Communiqué du Snitem
Un retard considérable de la France dans l’imagerie médicale
La scanographie, l’imagerie par résonance magnétique (IRM) et la tomographie par émission de positron (TEP) tiennent une place de plus en plus importante dans le diagnostic de pathologies chroniques, comme le cancer ou les maladies cardio-vasculaires et ce, au bénéfice du patient. Ces nouvelles techniques en constante évolution autorisent la mise en œuvre de procédures diagnostiques innovantes moins coûteuses et moins invasives et ont impact considérable sur les choix thérapeutiques. Elles ont de ce fait vocation à se substituer aux actes d’imagerie conventionnelle. Pour autant, la France accuse un retard considérable en termes d’équipement, par rapport à ses voisins européens.
Au 1er mars 2005, le parc français, officiellement composé de 700 scanners, ne représentait en effet que 25% du parc allemand, 45% du parc italien et moins de 90% du parc espagnol. Concernant les IRM, avec 333 machines, le parc français représente seulement 27 % du parc allemand, 60% du parc italien et 80% du parc espagnol.
Ces différences dissimulent des écarts encore plus conséquents démontrant l’inégalité des Français devant l’accès aux modalités diagnostiques les plus performantes. Bien qu’ayant diminué de 30% entre 2000 et 2004, le délai d’obtention d’un rendez-vous pour un examen reste, en moyenne, supérieur à 30 jours et varie d’une journée à plus de trois mois.

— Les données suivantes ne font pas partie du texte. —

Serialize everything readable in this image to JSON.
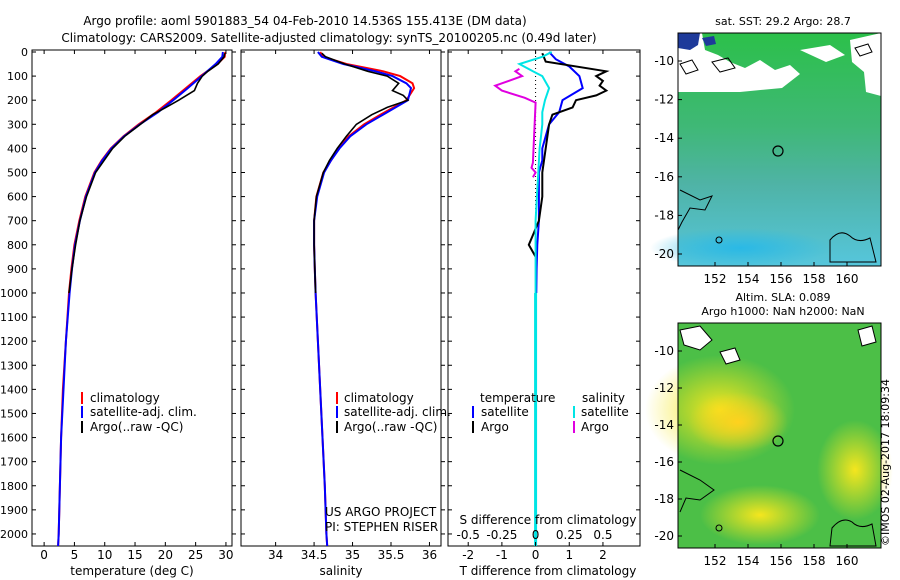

Parmi les causes identifiées, le premier obstacle à une mise à niveau de la France repose sur le mode de gestion des besoins en imagerie qui tient compte de l’indice démographique et non des besoins réels de chaque population régionale. De même la lenteur de la réalisation des autorisations accordées fait qu’au 1er avril 2005, le parc français des TEP est de 45 machines alors que 73 ont été officiellement autorisées. Ce taux de réalisation de 62% est dû particulièrement à l’application du code des marchés publics pour l’achat de la machine mais également pour les travaux d’aménagement des locaux. Enfin, une certaine pénurie de praticiens formés à la technique représente un dernier obstacle. Il s’agit du problème général de la démographie médicale, car la formation est aujourd’hui maîtrisée en université avec l’implication des sociétés savantes et des industriels pour l’utilisation, en routine, des machines.
Pour pallier une telle situation, et malgré les efforts réalisés ces deux dernières années en matière d’autorisations, il conviendrait d’encourager les Agences régionales d’hospitalisation (ARH) à anticiper sur la stratégie volontariste de déploiement de ces équipements. Dans cette logique, il paraît indispensable d’accorder les autorisations nécessaires pour donner à chaque Français la possibilité de bénéficier des performances de ces appareils dans un délai compatible avec le risque d’évolution de la pathologie recherchée.
De plus, la réalisation des autorisations suppose des procédures spécifiques, dans le strict respect de la législation, privilégiant la rapidité de réalisation en exécutant simultanément les grands processus de ce type de projet. Il semble, en effet, important de comprendre pourquoi et comment certaines autorisations se réalisent en six mois et d’autres arrivent à leur péremption de trois ans.
Enfin, un encouragement aux sociétés savantes de la spécialité pour poursuivre et développer leurs actions de formation - dans lesquelles l’industrie est également largement impliquée en terme, par exemple, d’application opérationnelle - paraît également opportun pour permettre aux praticiens de toujours mieux maîtriser des appareils à très fort impact sur l’efficacité du système de santé français.
1. Comparatif entre les principaux pays occidentaux des parcs de scanners et d’IRM installés en janvier 2004

2. Évolution des indications des IRM
On prévoit, entre 2003 et 2007, une croissance de 40% des examens d’IRM, avec des évolutions annuelles de :
- 5% pour le rachis
- 7% dans le domaine « Tête & Cou »
- 7% en ostéo-articulaire
- 10% pour le domaine cardiovasculaire
- 20% en vasculaire
- 30% pour l’abdomen, le thorax et le pelvis.
Ces évolutions sont portées par le développement des pathologies suivantes :
- Maladies neurodégénératives, dont Alzheimer
- Pathologies vasculaires
- Cancérologie
- Organes plus particulièrement exposés comme la prostate ou le foie.
L’imagerie par résonance magnétique est au cœur des enjeux diagnostiques en neurologie et cancérologie. Plus de 38 millions d’examens en IRM sont pratiqués aux États-Unis contre 2 millions en France, c’est-à-dire cinq fois moins à population équivalente.